John’s sudden death last week leaves many Mahurangi projects unrealised but most further advanced than would have been the case without his wise advice, and occasional financial support. One project yet to get traction is a video conference version of the Mahurangi Club talks. The premise is that, by using an internet video link, speakers from farther afield could address a local gathering without adding to the already ruinous levels of greenhouse gases. For example, John was excited about the prospects of having fourth-generation nuclear power advocate Professor Barry Brook address the Mahurangi Club, from Melbourne.

On a more prosaic level, John had several times urged that the Mahurangi Magazine should lead a campaign to have the 100-kilometre-per-hour Mahurangi West Road speed limit reduced, as far as he was concerned, to 60. Last Thursday, with no hint that the magazine would lose its superlative publisher that day, the editor began the long-deferred chore of reading the road speed limit legalisation. The resultant article, Scenic Ridge Road and Some Unintended Consequences, is dedicated to John. The first stage, after seeking as much free advice as possible, is to gather all available traffic count data and then to write up a request to Auckland Transport.

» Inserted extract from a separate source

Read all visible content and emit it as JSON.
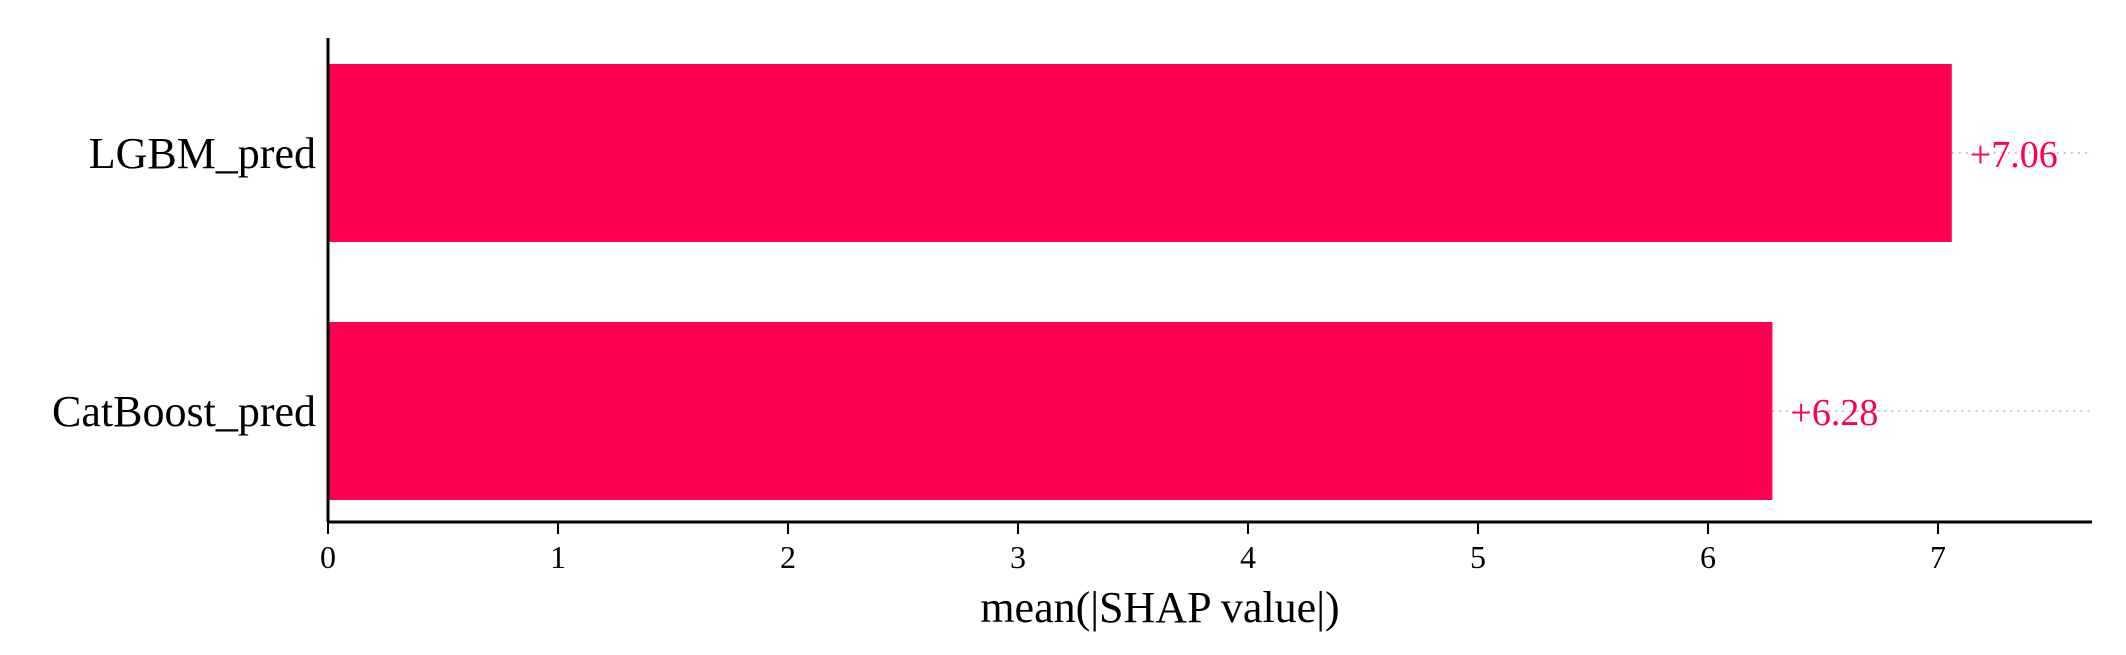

Meanwhile, a register of people supportive of a reduced speed limit will be started, which sadly will now not headed up by John Timmins.

As publisher, John Timmins was always encouraging but never demanding. He was never critical of the content or infrequency of articles, and embarrassingly complimentary of the quality of the writing.

Editing the Mahurangi Magazine without John Timmins as publisher will forever be a lonelier pursuit.